I first encountered Stephanie Brown’s poetry in The Body Electric: America’s Best American Poetry from The American Poetry Review (W.W. Norton, 2001) and I recall so vividly my reaction to two of her poems, “We Librarians are Going to Baja” and “I Was a Phoney Baloney!”. Mind was blown. Period. The level of sarcasm and wit clung to my brain cells. What I cannot tell you is how many times I read and re-read these poems; the voice, style, structure, spoke to me in a way that I had not experienced in my reading life, and of course my (slightly) younger self connected with several themes (sex, identity, class) present in these two pieces. Who am I kidding, my older self continues to connect intimately with these poems as well as the broadening scope of Brown’s oeuvre. At the time I was working on my M.Ed. in Library Media Studies, and I only just recently left behind eighteen plus years of librarianship -although I keep my hand in at a lovely public library on Saturdays as a children’s librarian. It is hard to let go, and Brown's poem reminds us of the "Preservation the / Interpretation the" (lines 28-29) of the self and our greatest institution. In "Stacks," repetition functions as the forging tool.
Brown’s anaphoric inversion breaks away from the traditional use of anaphora often applied at the beginning of the poetic line.
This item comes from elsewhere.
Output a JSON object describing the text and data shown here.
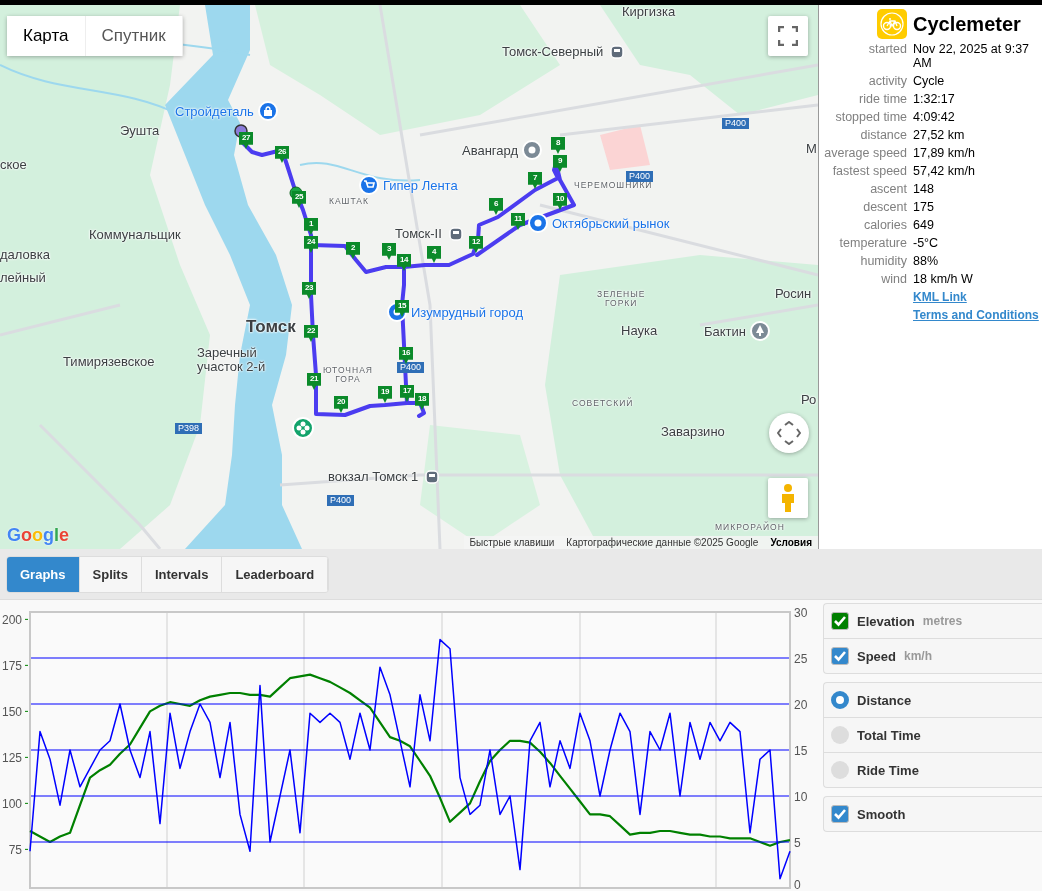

Instead, Brown places the repetition at the end of the line. Here, the determiner “the” enjambs each brief line enforcing unusual power in a three-letter term we often take for granted in the English language:
Democracy is the
Library is the
Temple of learning the
Dangerous the (lines 1-4)
“The” not only acts as a modifier, but determines the nature of reference. Immediately we are ‘in it’ drenched with political organization and majority because the people are the democracy and the “Library is the/Temple” of the people. The public library is a sovereign nation; it is all things to all people as it represents, dare I say it, the cornerstone of democracy. Conceptually, the opening term is quickly reinforced by “the” and this is the path we are on until we reach the poem’s end. Brown’s anaphora also forces the reader to move from line to line rather quickly, affecting rhythm, tone, and speed and all three of these devices radically position the speaker’s voice:
People’s university the
Cradle of civilization the
Ancient house the
Keeping of knowledge the (lines 5-8)
Notice the first two lines of the poem end with “is the”. We see an immediate radical shift when “is” disappears after line two and “the” completely takes over; it is the strike on the anvil. “Stacks” does not hesitate or pause, there is no punctuation housing the images of “Bad conduct” and “upskirt photos” (lines 13-14) or “the / Angry crazy shirtless the” (lines 15-16). We are patrons here. We wander through the stacks to seek and find. “Stacks” is a litany for all time. After all, the public library is a church of freedom; it is the one institution in the United States that is for the people.